Пассажиры поднялись с мест, кинулись к окнам и увидели мчащихся к вагонам пестро одетых всадников. Следом тряслись несколько бричек. А уж за ними, изо всех сил волоча по пыли винтовки, бежали пешие.
Несколько пуль щелкнуло по крыше вагона. Со звоном разбилось стекло. Пассажиры отхлынули от окон.
Первым к площадке вагона подскакал широкоплечий парень с развевающимися соломенными волосами. У него было круглое благообразное лицо, правда побитое оспой, – в другое время и в иной ситуации он бы скорее сошел за добросовестного пахаря и примерного прихожанина, нежели за грабителя. Лихо, прямо с седла он прыгнул на вагонную площадку. Следом, цепляясь друг за друга, в вагон ввалилось еще несколько человек.
В коридор навстречу бандитам выскочили командиры Красной Армии, за ними – всполошенные гиканьем и выстрелами Волин и Дудицкий. Но от двери в конце коридора неистово крикнули:
– Наза-ад! Не выходить!
Один из командиров поспешно отстегнул кобуру, рванул наган.
Светловолосый бандит кинулся всем корпусом вперед и почти не целясь, привычно, навскидку выстрелил – командир выронил наган и, недоуменно прижимая руки к животу, рухнул на пол.
Остальные шарахнулись обратно на свои места.
– Молодец, Мирон! – похвалил светловолосого тот, что был в смушковой шапке. Поигрывая плетками, они пошли по вагону.
– У кого еще пистоли есть?
Пассажиры подавленно молчали, отводя глаза в сторону: не дай Бог что-то во взгляде не понравится!
Светловолосый встал перед командирами Красной Армии. У него не было передних зубов, и он нещадно шепелявил:
– Кто такие будете?
Командир с калмыцким лицом посмотрел на убитого товарища, зло ответил:
– Не видишь, что ли? Командиры Красной Армии!..
– Ты гляди, еще шебуршатся! – удивленно покачал головой бандит в смушковой шапке. – А ну, выходь на свет Божий!
Командир с калмыцким лицом взглянул на еще одного своего, совсем юного, товарища, и тот встал рядом с ним. Они молча вышли из вагона.

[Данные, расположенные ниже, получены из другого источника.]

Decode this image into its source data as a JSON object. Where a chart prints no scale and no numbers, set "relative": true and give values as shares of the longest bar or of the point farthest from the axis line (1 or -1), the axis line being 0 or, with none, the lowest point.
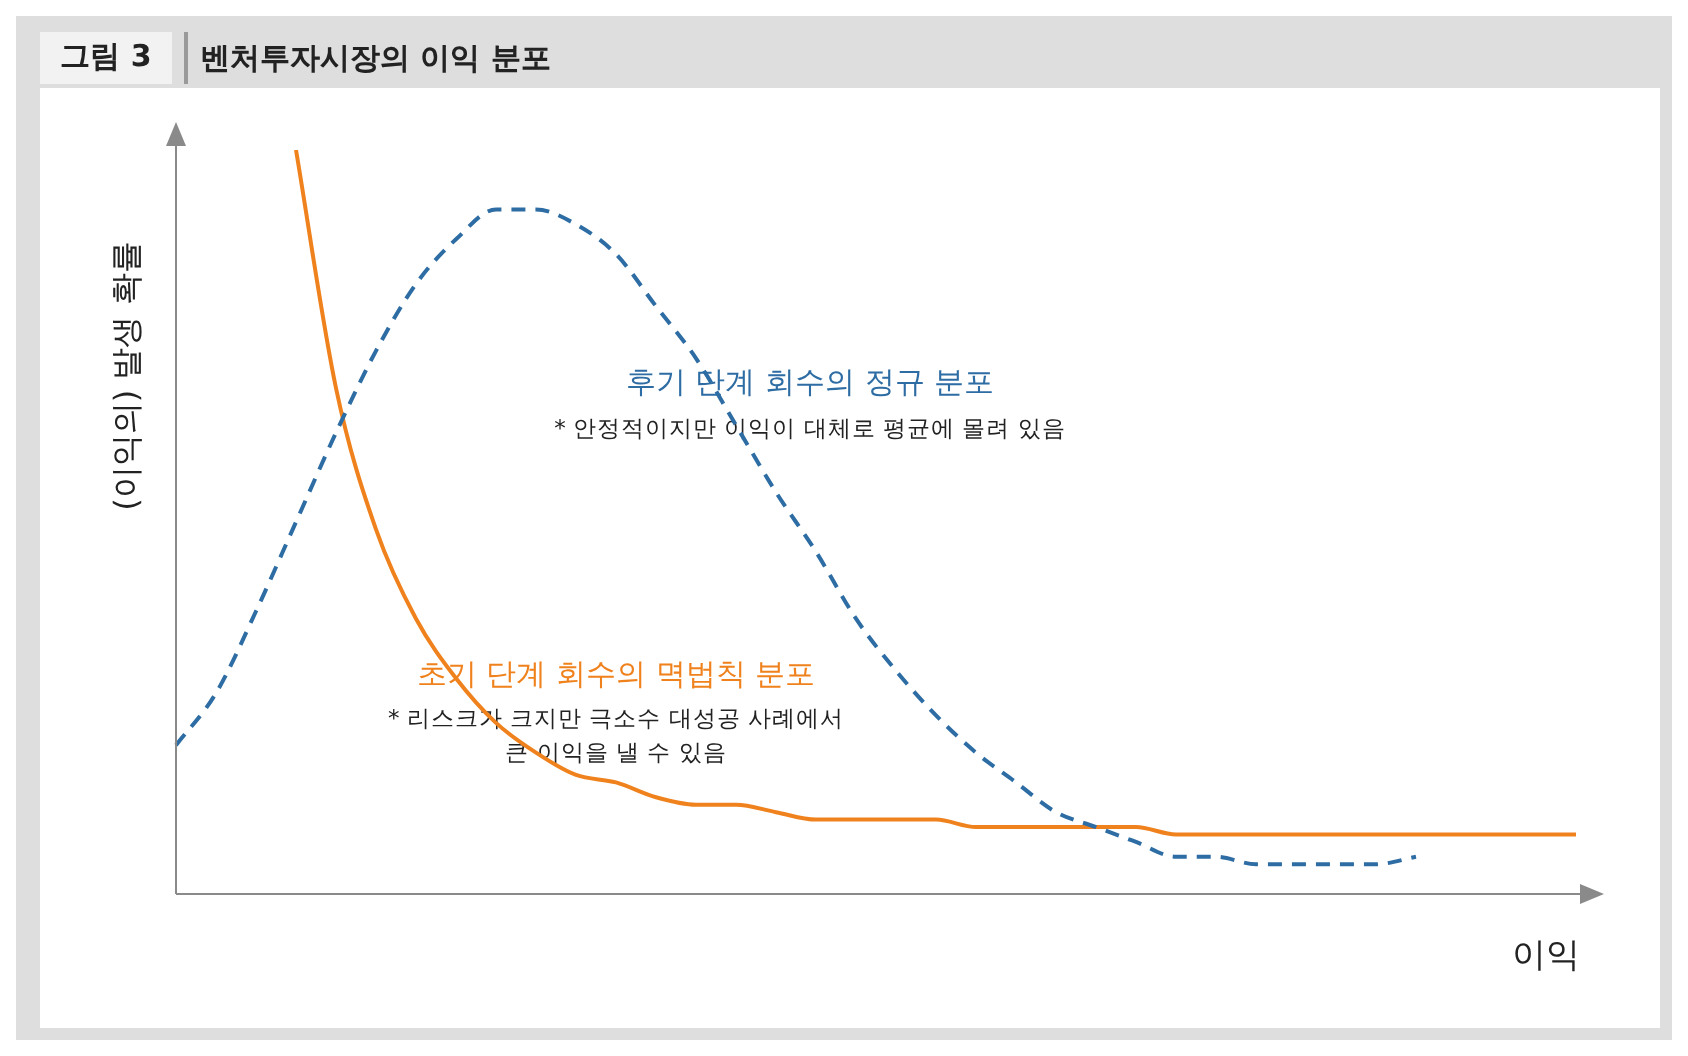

– Мирон! Как думаешь, в расход их или же батьке показать? – обернувшись, спросил ангеловец в смушковой шапке. Его так и распирало от сознания, что в его руках столько людских жизней.
– Всех военных батько велел сперва ему показывать! – неохотно сказал Мирон и уставился на поручика Дудицкого: – А ты почему не выходишь?
Поручик, криво усмехаясь, ответил:
– Видите ли, мы… мы с этими людьми ничего общего не имеем…
– Короче! – потребовал Мирон и недобрыми глазами посмотрел прямо в переносье поручика, словно прикидывая, куда выстрелить.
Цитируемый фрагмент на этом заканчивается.